The inappropriate use of statistical methods and techniques cause time and money and can be misleading to other researchers, the most common statistical error sources are determined examining the previous medical researches and taking errors into account occurred in researches during statistical consulting (Iiker Ercan). There are several errors that researchers easily commit if they lack solid statistical background. The mistake in the studies mostly occur because of the researchers lack statistical knowledge and since they don’t take statistical consulting, unbiased, consistent and efficient parameter estimates are made in statistics.
In my own opinion, from what I have learn so far in this course, there are lots of inappropriate use of statistics in our every day life. I read in an article in the “preventive guide” discussing a topic “Walk off Weight and bye bye belly fat, walk a little and Lose a lot”, This article discussed how you will walk and, in few weeks, you lose 5 inches in just weeks. This article did not go into detail to discuss other things that the participant was doing like the feeding and other exercises that might be involved to achieve the desired goal. Anybody looking at this statement will believe that you just walk and lose that weight and uses the program and when it does not happen as stated the person will be disappointed.
Look also at people in cooking commercials, in 1 minute they started cooking and the next minute the food is done and ready to serve, that is inappropriate presentation of statistics. comment 2.
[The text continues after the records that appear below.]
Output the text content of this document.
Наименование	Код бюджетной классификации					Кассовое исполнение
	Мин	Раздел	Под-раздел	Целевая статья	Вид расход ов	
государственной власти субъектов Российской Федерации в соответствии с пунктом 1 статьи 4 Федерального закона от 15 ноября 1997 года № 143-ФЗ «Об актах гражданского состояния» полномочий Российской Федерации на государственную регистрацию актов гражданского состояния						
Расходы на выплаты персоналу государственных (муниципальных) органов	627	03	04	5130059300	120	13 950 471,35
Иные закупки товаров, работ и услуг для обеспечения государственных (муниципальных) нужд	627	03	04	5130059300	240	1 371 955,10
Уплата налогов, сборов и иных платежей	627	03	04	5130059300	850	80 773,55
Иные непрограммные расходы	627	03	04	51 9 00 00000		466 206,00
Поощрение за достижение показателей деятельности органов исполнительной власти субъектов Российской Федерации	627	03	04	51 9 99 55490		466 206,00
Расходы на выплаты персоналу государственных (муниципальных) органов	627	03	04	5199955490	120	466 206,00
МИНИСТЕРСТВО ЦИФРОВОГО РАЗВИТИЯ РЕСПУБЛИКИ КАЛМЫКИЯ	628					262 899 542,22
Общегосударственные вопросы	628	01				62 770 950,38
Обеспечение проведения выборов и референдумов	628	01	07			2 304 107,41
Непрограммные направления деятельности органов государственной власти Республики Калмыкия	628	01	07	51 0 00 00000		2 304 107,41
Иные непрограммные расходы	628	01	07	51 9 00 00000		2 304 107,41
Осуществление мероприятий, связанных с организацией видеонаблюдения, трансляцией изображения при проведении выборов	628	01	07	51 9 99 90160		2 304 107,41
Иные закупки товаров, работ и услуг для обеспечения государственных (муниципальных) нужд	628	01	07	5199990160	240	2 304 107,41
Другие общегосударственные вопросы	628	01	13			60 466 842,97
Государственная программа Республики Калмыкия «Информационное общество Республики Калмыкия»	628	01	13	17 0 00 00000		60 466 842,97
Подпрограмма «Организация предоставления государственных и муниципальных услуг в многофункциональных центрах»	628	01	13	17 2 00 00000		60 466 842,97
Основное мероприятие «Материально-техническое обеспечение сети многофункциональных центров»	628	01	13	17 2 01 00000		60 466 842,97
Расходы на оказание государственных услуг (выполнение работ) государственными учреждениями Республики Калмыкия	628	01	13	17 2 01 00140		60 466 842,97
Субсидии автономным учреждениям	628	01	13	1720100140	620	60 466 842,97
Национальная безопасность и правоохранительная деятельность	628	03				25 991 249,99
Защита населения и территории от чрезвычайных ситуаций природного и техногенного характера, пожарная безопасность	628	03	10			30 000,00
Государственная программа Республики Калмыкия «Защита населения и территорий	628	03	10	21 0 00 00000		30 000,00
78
After having basic knowledge of statistical terminology in clinical research some ways that I can recognize inappropriate use of statistics can lead to false conclusions. For example, misuse of p values for significance testing can lead to an increase in errors or analyzing data inappropriately can also cause result in reporting bias. According to Charan and Saxena ( 2015) one of the most mistakes during clinical trial research is the misuse of statistical test, or inappropriate tests. In this case the data distribution can be skewed if sample sizes are too small. Charan and Saxena (2015) also discuss the use of wrong statistical testing affecting the results or conclusions in clinical trial research.